Rapamycin extends lifespan by activating an integrated stress response that simulates nutrient scarcity, thereby suppressing mTORC1-driven biosynthesis and reducing pathogenic von Willebrand factor (VWF) release from senescent endothelium. However, continuous mTORC1 inhibition also dampens mTORC2‑Akt signaling, a pathway essential for endothelial survival and repair. We hypothesize that the longevity benefit of rapamycin depends on dosing schedule: intermittent administration yields a transient stress signature that lowers thrombotic risk without compromising Akt‑mediated endothelial regeneration, whereas chronic exposure produces a persistent stress state that impairs repair and accelerates endothelial senescence despite reduced coagulopathy.

Testable Predictions

1. Biomarker Dynamics – In aged mice, continuous rapamycin (2 mg/kg diet) will sustain low plasma VWF:Ag and FVIII:C (as previously reported) but will show decreased phospho‑Akt (Ser473) and increased endothelial senescence markers (p16^INK4a^, SA‑β‑gal) compared with untreated controls.

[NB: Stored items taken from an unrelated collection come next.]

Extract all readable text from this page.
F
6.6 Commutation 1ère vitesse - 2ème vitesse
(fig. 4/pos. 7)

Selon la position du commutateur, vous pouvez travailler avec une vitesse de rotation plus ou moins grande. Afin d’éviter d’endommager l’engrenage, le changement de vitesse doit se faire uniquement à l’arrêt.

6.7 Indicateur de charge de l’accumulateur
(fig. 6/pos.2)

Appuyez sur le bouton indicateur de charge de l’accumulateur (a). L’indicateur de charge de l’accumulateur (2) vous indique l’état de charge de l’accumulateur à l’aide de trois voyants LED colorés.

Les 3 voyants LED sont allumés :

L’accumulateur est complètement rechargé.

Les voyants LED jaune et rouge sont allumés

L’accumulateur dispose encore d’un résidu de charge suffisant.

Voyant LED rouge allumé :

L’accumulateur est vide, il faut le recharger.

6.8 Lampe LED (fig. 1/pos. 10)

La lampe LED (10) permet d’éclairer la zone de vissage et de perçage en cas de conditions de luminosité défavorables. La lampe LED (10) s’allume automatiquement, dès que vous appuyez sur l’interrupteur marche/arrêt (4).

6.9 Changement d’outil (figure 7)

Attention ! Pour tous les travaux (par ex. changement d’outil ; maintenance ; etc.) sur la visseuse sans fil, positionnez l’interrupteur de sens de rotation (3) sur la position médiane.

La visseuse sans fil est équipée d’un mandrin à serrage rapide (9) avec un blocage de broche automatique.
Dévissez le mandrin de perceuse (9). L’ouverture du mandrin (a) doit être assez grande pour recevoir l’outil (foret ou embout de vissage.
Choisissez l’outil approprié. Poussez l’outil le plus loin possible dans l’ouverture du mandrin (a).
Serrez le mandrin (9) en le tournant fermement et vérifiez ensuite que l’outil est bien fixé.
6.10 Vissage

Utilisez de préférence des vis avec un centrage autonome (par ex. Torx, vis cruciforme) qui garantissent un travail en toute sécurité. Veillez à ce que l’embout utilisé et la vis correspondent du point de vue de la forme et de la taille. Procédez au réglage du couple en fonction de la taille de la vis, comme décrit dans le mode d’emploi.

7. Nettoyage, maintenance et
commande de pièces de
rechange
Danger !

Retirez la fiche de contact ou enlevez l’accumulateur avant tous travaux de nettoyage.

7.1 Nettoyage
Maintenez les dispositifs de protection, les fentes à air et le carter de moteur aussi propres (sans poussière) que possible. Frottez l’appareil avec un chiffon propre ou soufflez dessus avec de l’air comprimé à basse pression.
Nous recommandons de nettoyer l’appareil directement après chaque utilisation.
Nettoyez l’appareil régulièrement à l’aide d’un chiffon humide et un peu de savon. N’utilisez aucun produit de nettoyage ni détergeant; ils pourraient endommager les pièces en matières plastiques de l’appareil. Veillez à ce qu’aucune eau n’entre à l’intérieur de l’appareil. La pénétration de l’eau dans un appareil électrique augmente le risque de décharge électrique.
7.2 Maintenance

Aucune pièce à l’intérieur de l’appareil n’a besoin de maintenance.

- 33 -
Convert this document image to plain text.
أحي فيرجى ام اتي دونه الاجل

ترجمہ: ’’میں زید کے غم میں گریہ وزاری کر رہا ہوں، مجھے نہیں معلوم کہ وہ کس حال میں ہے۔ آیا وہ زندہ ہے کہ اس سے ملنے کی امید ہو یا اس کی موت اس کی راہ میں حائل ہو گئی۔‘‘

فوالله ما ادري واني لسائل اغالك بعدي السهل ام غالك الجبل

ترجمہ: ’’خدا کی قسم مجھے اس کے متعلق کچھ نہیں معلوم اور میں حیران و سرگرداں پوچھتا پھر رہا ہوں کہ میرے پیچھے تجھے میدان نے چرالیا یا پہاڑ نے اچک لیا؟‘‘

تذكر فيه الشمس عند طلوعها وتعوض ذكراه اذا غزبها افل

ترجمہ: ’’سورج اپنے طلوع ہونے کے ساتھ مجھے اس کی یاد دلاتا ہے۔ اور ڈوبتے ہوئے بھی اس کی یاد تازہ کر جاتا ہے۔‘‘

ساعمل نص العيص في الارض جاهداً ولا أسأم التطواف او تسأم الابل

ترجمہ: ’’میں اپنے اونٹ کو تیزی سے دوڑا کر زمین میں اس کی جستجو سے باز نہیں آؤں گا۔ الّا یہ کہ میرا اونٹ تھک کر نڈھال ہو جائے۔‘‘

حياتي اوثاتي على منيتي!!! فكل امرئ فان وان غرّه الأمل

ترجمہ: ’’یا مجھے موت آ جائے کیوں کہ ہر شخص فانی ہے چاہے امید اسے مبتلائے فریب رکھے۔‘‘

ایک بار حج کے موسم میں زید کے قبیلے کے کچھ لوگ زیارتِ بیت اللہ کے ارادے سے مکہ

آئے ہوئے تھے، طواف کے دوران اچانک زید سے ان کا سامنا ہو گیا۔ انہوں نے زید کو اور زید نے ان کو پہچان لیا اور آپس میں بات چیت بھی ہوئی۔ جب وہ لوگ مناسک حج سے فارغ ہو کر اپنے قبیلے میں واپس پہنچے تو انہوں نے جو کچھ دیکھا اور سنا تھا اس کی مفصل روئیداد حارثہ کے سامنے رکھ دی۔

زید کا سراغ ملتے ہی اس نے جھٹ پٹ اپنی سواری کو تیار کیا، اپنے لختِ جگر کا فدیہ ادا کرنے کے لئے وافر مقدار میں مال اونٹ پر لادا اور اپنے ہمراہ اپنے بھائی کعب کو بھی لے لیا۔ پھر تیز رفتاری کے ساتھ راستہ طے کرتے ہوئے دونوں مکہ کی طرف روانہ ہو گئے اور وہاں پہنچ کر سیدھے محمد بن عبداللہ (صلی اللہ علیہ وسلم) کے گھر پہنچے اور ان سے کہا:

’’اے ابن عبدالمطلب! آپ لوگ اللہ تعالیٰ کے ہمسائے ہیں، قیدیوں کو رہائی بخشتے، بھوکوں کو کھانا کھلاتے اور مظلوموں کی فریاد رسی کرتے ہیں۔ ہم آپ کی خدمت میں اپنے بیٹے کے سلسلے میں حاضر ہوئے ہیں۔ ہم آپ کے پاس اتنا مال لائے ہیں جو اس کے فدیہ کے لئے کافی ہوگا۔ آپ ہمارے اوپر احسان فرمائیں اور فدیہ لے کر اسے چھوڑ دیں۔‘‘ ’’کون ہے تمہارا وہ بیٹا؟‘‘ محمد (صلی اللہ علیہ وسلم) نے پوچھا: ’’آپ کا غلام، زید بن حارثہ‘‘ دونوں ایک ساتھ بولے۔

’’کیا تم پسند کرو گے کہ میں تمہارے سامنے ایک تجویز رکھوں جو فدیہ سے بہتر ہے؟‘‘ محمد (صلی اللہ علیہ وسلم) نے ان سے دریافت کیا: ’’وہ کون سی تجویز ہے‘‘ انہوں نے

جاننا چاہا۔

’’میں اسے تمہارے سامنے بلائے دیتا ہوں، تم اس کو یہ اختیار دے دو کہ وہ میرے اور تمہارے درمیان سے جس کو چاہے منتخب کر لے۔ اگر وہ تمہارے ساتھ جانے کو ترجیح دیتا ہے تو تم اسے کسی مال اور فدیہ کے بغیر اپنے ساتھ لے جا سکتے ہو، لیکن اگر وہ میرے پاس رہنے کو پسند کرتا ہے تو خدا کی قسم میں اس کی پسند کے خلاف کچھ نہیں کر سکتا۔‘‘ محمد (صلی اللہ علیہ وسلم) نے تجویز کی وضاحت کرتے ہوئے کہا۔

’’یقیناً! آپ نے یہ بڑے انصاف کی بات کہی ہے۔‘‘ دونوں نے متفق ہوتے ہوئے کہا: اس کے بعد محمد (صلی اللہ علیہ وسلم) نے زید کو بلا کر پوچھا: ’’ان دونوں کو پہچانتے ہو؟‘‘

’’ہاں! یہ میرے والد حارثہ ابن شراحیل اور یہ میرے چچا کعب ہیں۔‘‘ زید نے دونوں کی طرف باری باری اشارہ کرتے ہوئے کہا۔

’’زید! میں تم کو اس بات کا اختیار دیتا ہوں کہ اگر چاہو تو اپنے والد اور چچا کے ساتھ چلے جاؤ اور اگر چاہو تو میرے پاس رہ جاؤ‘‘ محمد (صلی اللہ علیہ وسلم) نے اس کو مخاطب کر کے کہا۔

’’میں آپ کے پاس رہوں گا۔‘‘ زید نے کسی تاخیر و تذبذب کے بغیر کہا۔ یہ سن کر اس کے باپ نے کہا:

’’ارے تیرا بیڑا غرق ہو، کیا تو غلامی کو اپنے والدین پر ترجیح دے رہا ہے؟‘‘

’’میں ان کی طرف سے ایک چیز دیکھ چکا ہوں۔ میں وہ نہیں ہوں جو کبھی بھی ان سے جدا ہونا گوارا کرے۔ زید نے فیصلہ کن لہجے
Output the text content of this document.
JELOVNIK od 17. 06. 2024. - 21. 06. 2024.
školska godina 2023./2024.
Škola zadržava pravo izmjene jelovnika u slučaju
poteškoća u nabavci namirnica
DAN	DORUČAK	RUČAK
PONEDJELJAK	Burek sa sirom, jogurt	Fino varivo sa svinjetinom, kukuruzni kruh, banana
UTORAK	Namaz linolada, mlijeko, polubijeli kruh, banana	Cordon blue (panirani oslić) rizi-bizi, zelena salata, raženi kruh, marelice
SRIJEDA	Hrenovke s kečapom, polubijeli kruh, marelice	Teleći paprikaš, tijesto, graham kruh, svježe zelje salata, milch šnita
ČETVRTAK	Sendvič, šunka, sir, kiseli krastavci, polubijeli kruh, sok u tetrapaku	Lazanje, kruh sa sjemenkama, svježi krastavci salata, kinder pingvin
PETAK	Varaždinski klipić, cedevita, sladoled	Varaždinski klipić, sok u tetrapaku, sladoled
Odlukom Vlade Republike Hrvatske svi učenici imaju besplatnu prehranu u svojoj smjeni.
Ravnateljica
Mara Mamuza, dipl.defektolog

Intermittent rapamycin (same total weekly dose given 3 days on/4 days off) will maintain low VWF/FVIII while preserving phospho‑Akt levels and reducing senescence markers relative to continuous treatment.
2. Functional Outcome – Mice receiving intermittent rapamycin will exhibit superior endothelial‑dependent vasodilation (acetylcholine‑induced aortic relaxation) and faster re‑endothelialization after femoral artery injury than those on continuous rapamycin, despite comparable reductions in thrombosis susceptibility (FeCl3‑induced carotid occlusion time).
3. Mechanistic Link – The protective effect of intermittent dosing will be attenuated by endothelial‑specific Akt1 knockout, indicating that Akt signaling is required for the repair advantage. Conversely, pharmacologic activation of eIF2α phosphatase (e.g., ISRIB) during continuous rapamycin will restore phospho‑Akt and rescue endothelial function without raising VWF, confirming that the stress response itself is not detrimental when its duration is limited.

Experimental Design

• Use 20‑month‑old C57BL/6 mice divided into four groups (n=12 per group): vehicle, continuous rapamycin, intermittent rapamycin, and intermittent rapamycin + ISRIB. Measure plasma VWF:Ag, FVIII:C, phospho‑Akt (Ser473) in aortic lysates, endothelial senescence (p16, SA‑β‑gal), and functional endpoints as described above. Statistical analysis via two‑way ANOVA with post‑hoc Tukey test.

Falsifiability

If intermittent rapamycin fails to preserve phospho‑Akt or endothelial function while still lowering VWF, or if continuous rapamycin does not exacerbate senescence markers relative to vehicle, the hypothesis would be refuted. Likewise, if Akt1 endothelial deletion does not abolish the functional advantage of intermittent dosing, the proposed mechanistic link would be invalid.

Broader Implication

This hypothesis reframes mTOR inhibition not as a simple mimetic of scarcity but as a tunable stress intervention whose net effect on aging hinges on balancing catabolic adaptation with anabolic repair signals. Optimizing dosing schedules could convert a compensatory response into a genuine rejuvenative strategy, extending healthspan without trading thrombotic protection for endothelial frailty.